Que peuvent attendre les pays africains de la victoire des socialistes en France ?

Même si l’on rappelle souvent le propos du général De Gaulle : «la France n’a pas d’amis, elle n’a que des intérêts», le départ de Sarkozy aura un impact psychologique dont la mesure exacte se fera avec le temps. Mais l’on observe, déjà, une certaine appréhension chez ses «filleuls» réputés les plus proches de lui, à commencer par Alassane Ouattara. Cependant, ce ne sont pas les socialistes qui vont libérer la Côte d’Ivoire. Ce sont les ivoiriens eux-mêmes qui doivent créer les conditions d’un retour à la légitimité républicaine et à l’ordre démocratique dans leur pays.

Quelle sera, selon vous, l’idée directrice de la politique africaine de M. Hollande ? Pensez vous qu’il donnera une suite concrète au discours de La Baule ?

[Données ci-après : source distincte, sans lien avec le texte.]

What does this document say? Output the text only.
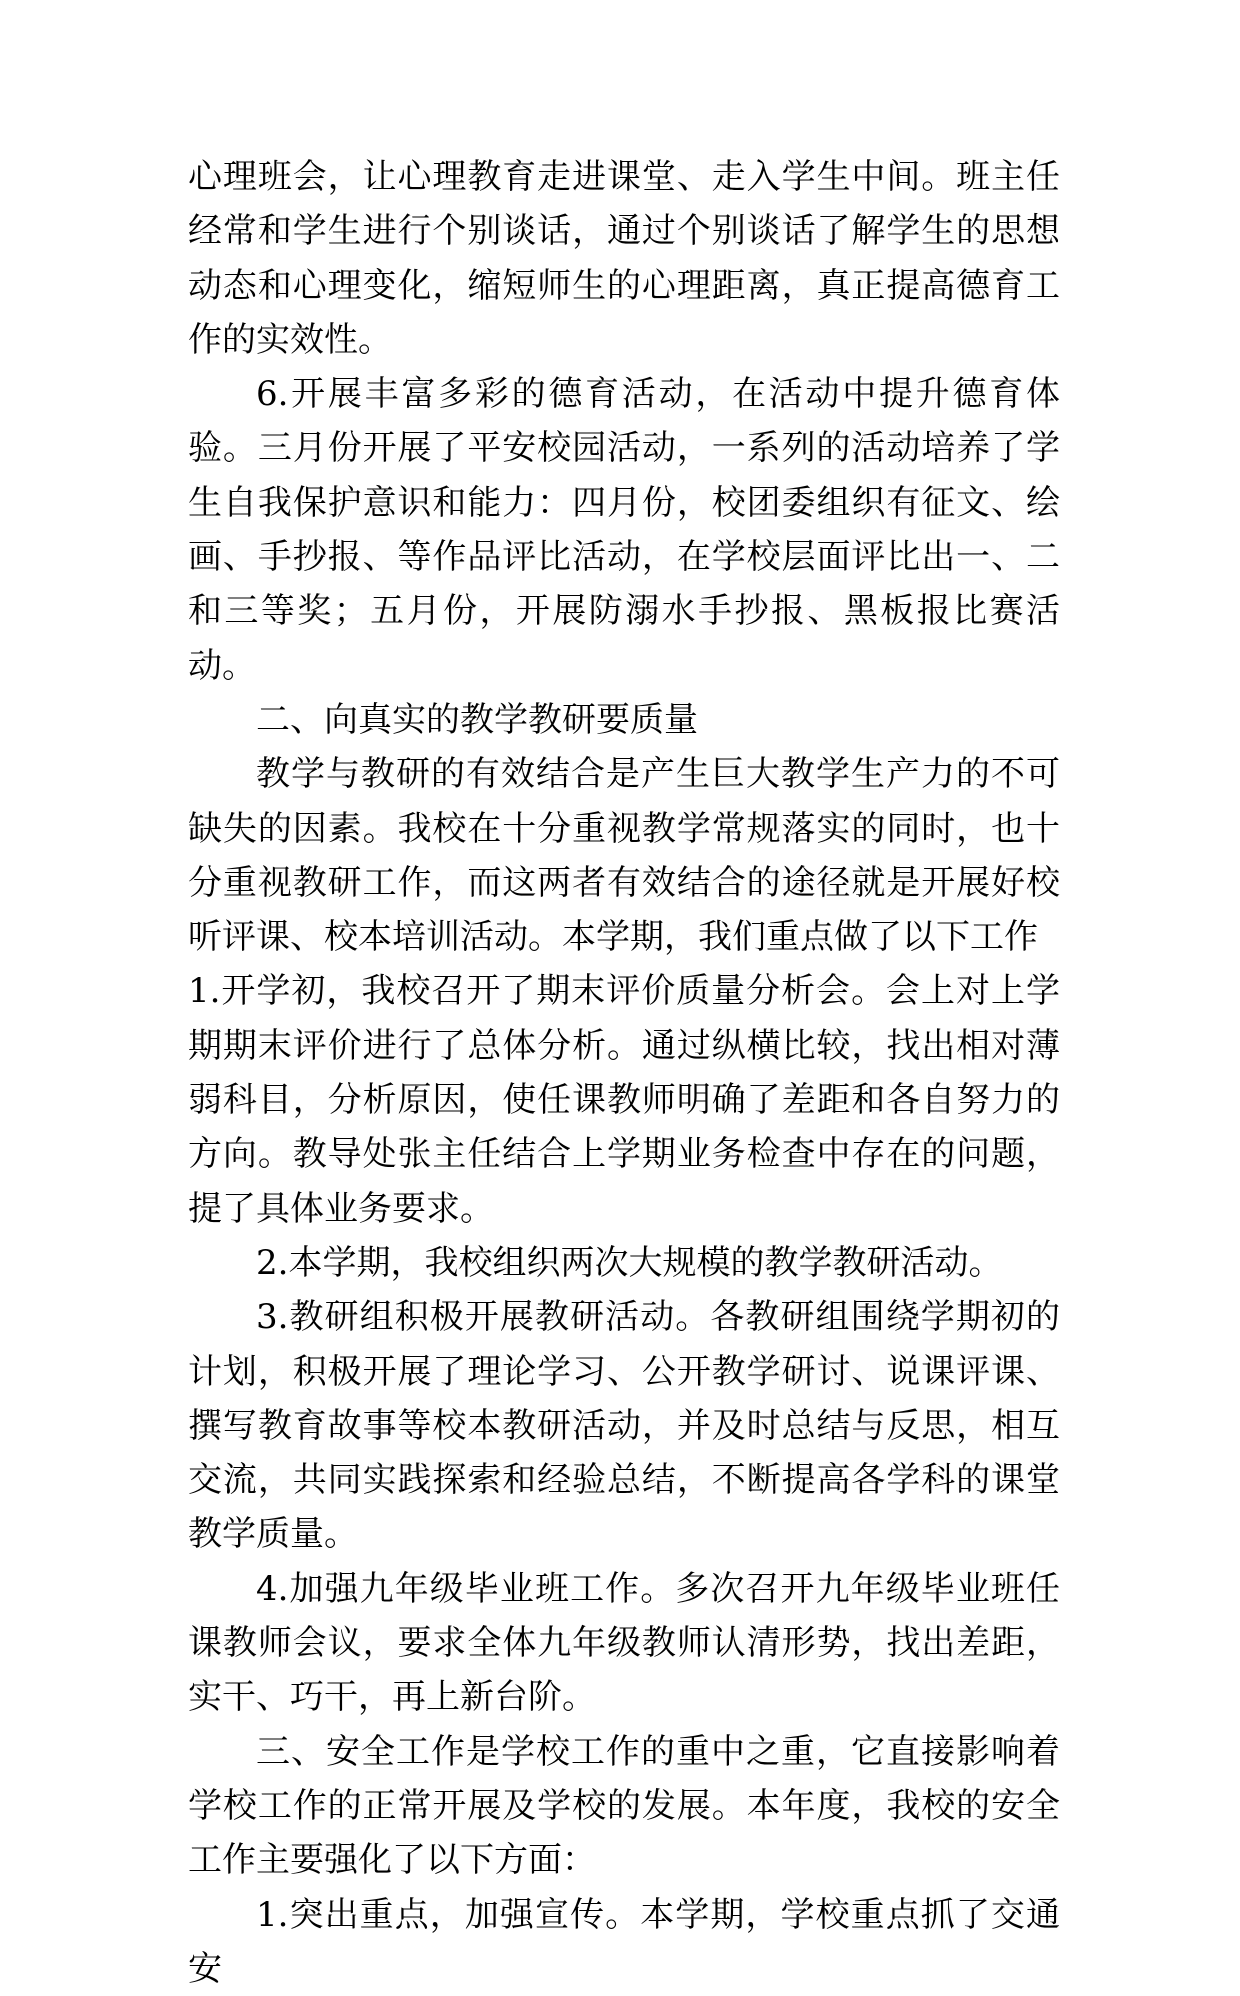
心理班会，让心理教育走进课堂、走入学生中间。班主任经常和学生进行个别谈话，通过个别谈话了解学生的思想动态和心理变化，缩短师生的心理距离，真正提高德育工作的实效性。

6.开展丰富多彩的德育活动，在活动中提升德育体验。三月份开展了平安校园活动，一系列的活动培养了学生自我保护意识和能力：四月份，校团委组织有征文、绘画、手抄报、等作品评比活动，在学校层面评比出一、二和三等奖；五月份，开展防溺水手抄报、黑板报比赛活动。

二、向真实的教学教研要质量

教学与教研的有效结合是产生巨大教学生产力的不可缺失的因素。我校在十分重视教学常规落实的同时，也十分重视教研工作，而这两者有效结合的途径就是开展好校听评课、校本培训活动。本学期，我们重点做了以下工作

1.开学初，我校召开了期末评价质量分析会。会上对上学期期末评价进行了总体分析。通过纵横比较，找出相对薄弱科目，分析原因，使任课教师明确了差距和各自努力的方向。教导处张主任结合上学期业务检查中存在的问题，提了具体业务要求。

2.本学期，我校组织两次大规模的教学教研活动。

3.教研组积极开展教研活动。各教研组围绕学期初的计划，积极开展了理论学习、公开教学研讨、说课评课、撰写教育故事等校本教研活动，并及时总结与反思，相互交流，共同实践探索和经验总结，不断提高各学科的课堂教学质量。

4.加强九年级毕业班工作。多次召开九年级毕业班任课教师会议，要求全体九年级教师认清形势，找出差距，实干、巧干，再上新台阶。

三、安全工作是学校工作的重中之重，它直接影响着学校工作的正常开展及学校的发展。本年度，我校的安全工作主要强化了以下方面：

1.突出重点，加强宣传。本学期，学校重点抓了交通安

Le candidat Hollande a affirmé vouloir véritablement sortir du système de la Françafrique. Le Président Hollande a nommé un ministre délégué au Développement durable en lieu et place d’un ministère de la Coopération. Simple exercice sémantique ou début d’exécution, l’avenir nous le dira. Il a mis, pendant la campagne électorale, ses pas dans ceux du Président Mitterrand. Il pourrait donc, sans problème, reprendre à son compte l’esprit du discours de La Baule. Cependant, il est aussi l’héritier de la vision économique de Jacques Delors. De toutes les façons, du point de vue africain, il semble qu’il aura du mal à faire pire que Sarkozy !

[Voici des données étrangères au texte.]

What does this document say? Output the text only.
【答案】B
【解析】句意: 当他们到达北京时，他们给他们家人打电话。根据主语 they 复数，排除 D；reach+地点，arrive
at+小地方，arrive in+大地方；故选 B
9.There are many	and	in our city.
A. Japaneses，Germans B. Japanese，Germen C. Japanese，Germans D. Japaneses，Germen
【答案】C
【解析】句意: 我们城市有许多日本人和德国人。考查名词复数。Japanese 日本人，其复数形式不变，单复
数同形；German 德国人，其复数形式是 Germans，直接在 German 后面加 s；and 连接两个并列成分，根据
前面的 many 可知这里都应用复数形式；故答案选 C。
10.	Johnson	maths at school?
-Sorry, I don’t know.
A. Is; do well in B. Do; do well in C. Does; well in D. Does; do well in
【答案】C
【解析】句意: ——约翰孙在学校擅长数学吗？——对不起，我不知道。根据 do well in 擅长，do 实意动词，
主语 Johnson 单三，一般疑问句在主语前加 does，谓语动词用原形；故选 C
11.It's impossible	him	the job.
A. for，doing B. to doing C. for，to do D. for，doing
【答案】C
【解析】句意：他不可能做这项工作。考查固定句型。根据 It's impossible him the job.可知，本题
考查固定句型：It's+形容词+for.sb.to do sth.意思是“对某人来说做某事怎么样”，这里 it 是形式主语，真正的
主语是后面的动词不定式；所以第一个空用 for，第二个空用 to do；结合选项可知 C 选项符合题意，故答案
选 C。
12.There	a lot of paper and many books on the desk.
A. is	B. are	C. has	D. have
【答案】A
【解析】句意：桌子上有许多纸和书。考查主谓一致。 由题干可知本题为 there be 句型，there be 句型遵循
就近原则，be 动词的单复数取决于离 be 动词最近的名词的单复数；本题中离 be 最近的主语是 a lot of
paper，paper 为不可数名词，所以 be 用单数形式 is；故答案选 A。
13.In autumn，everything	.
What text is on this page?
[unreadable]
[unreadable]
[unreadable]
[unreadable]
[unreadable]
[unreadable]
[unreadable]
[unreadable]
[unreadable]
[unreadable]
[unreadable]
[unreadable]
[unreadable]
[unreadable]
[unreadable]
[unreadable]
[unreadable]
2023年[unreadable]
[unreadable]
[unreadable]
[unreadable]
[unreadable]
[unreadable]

Comment gérer les foyers de tension que constituent certains pays africains, à savoir la Côte d’Ivoire, le Mali, la Libye, etc. ? Le départ des troupes françaises du continent est-il à l’ordre du jour ?

C’est à l’aune de la gestion de ces dossiers que l’on pourra, sans doute, avoir une idée plus précise de la politique africaine qu’entend mener le nouveau Chef d’Etat français. Et bien que les situations des pays que vous évoquez soient différentes, il sera intéressant d’observer la méthode Hollande par rapport à celle de son prédécesseur. A cet égard, il faut reconnaitre que les premiers pas du Président Hollande (aux Etats-Unis et en Afghanistan) marquent bien une rupture claire d’avec le passé. Je pense que philosophiquement, il n’est pas un tenant acharné de la présence de troupes françaises permanentes en Afrique (ou ailleurs). Il devra, cependant, faire face aux contraintes de la real politik et arbitrer.

Concernant le cas particulier de la Côte d’Ivoire, y a-t-il quelque chose à espérer des dossiers 2004 relatifs à l’intervention de l’armée française et au bombardement d’un camp français à Bouaké ?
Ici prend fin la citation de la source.